Furthermore, what is the largest domain and how do I know whether or not it is the largest?

Thanks,
Thorn.

The assumptions you make for your first question are wrong. The domains of the two functions $x^2- 4$ and $2x^2+ 3$ are not different. There exist an infinite number of domains on which $x^2- 4$ or $2x^2+ 3$ are "one-to-one" and so have inverses. $x\ge 0$ and any subset of that are such domains. So are $x\le 0$ and any subsets of that.

As for finding the largest domain (which is what is normally meant by "domain" without other condition), look at the graph. For these quadratics, the simplest thing to do is to find the vertex of each parabola. For $x^2- 4$, the vertex is (0, -4) and for $2x^2+ 3$, it is (0, 3).
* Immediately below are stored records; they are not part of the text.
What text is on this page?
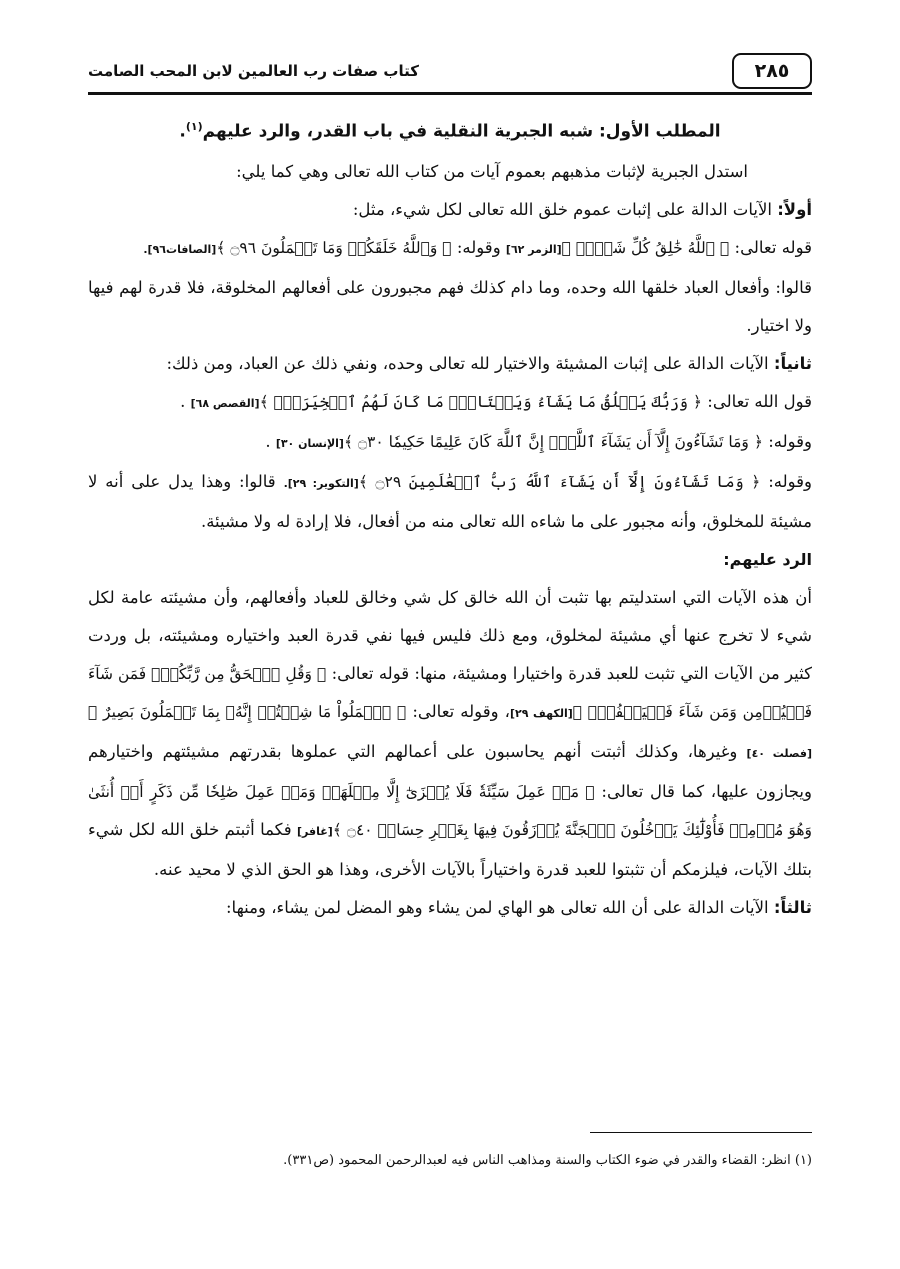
٢٨٥
كتاب صفات رب العالمين لابن المحب الصامت

المطلب الأول: شبه الجبرية النقلية في باب القدر، والرد عليهم$^{(١)}$.

استدل الجبرية لإثبات مذهبهم بعموم آيات من كتاب الله تعالى وهي كما يلي:

أولاً: الآيات الدالة على إثبات عموم خلق الله تعالى لكل شيء، مثل:

قوله تعالى: ﴿ ٱللَّهُ خَٰلِقُ كُلِّ شَيۡءٖ ﴾[الزمر ٦٢] وقوله: ﴿ وَٱللَّهُ خَلَقَكُمۡ وَمَا تَعۡمَلُونَ ۝٩٦ ﴾[الصافات٩٦].

قالوا: وأفعال العباد خلقها الله وحده، وما دام كذلك فهم مجبورون على أفعالهم المخلوقة، فلا قدرة لهم فيها ولا اختيار.

ثانياً: الآيات الدالة على إثبات المشيئة والاختيار لله تعالى وحده، ونفي ذلك عن العباد، ومن ذلك:

قول الله تعالى: ﴿ وَرَبُّكَ يَخۡلُقُ مَا يَشَآءُ وَيَخۡتَارُۗ مَا كَانَ لَهُمُ ٱلۡخِيَرَةُۚ ﴾[القصص ٦٨] .

وقوله: ﴿ وَمَا تَشَآءُونَ إِلَّآ أَن يَشَآءَ ٱللَّهُۚ إِنَّ ٱللَّهَ كَانَ عَلِيمًا حَكِيمٗا ۝٣٠ ﴾[الإنسان ٣٠] .

وقوله: ﴿ وَمَا تَشَآءُونَ إِلَّآ أَن يَشَآءَ ٱللَّهُ رَبُّ ٱلۡعَٰلَمِينَ ۝٢٩ ﴾[التكوير: ٢٩]. قالوا: وهذا يدل على أنه لا مشيئة للمخلوق، وأنه مجبور على ما شاءه الله تعالى منه من أفعال، فلا إرادة له ولا مشيئة.

الرد عليهم:

أن هذه الآيات التي استدليتم بها تثبت أن الله خالق كل شي وخالق للعباد وأفعالهم، وأن مشيئته عامة لكل شيء لا تخرج عنها أي مشيئة لمخلوق، ومع ذلك فليس فيها نفي قدرة العبد واختياره ومشيئته، بل وردت كثير من الآيات التي تثبت للعبد قدرة واختيارا ومشيئة، منها: قوله تعالى: ﴿ وَقُلِ ٱلۡحَقُّ مِن رَّبِّكُمۡۖ فَمَن شَآءَ فَلۡيُؤۡمِن وَمَن شَآءَ فَلۡيَكۡفُرۡۚ ﴾[الكهف ٢٩]، وقوله تعالى: ﴿ ٱعۡمَلُواْ مَا شِئۡتُمۡ إِنَّهُۥ بِمَا تَعۡمَلُونَ بَصِيرٌ ﴾[فصلت ٤٠] وغيرها، وكذلك أثبتت أنهم يحاسبون على أعمالهم التي عملوها بقدرتهم مشيئتهم واختيارهم ويجازون عليها، كما قال تعالى: ﴿ مَنۡ عَمِلَ سَيِّئَةٗ فَلَا يُجۡزَىٰٓ إِلَّا مِثۡلَهَاۖ وَمَنۡ عَمِلَ صَٰلِحٗا مِّن ذَكَرٍ أَوۡ أُنثَىٰ وَهُوَ مُؤۡمِنٞ فَأُوْلَٰٓئِكَ يَدۡخُلُونَ ٱلۡجَنَّةَ يُرۡزَقُونَ فِيهَا بِغَيۡرِ حِسَابٖ ۝٤٠ ﴾[غافر] فكما أثبتم خلق الله لكل شيء بتلك الآيات، فيلزمكم أن تثبتوا للعبد قدرة واختياراً بالآيات الأخرى، وهذا هو الحق الذي لا محيد عنه.

ثالثاً: الآيات الدالة على أن الله تعالى هو الهاي لمن يشاء وهو المضل لمن يشاء، ومنها:

(١) انظر: القضاء والقدر في ضوء الكتاب والسنة ومذاهب الناس فيه لعبدالرحمن المحمود (ص٣٣١).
Each parabola "turns back" at its vertex so you have two different x values, on either side of the vertex, with the same y value- the function is not "one to one". As long as your set lies on one side of the vertex, it is a domain on which the function is invertible. A largest possible such domain is all points on one side of the vertex together with the vertex itself. Since the two functions, $x^2- 4$ and $2x^2+ 3$ both have vertex at x= 0, there are two such "largest domains", $x\ge 0$ and $x\le 0$, for both.

Also, since this question has nothing to do with "Abstract and Linear Algebra", I am moving it to "General Math".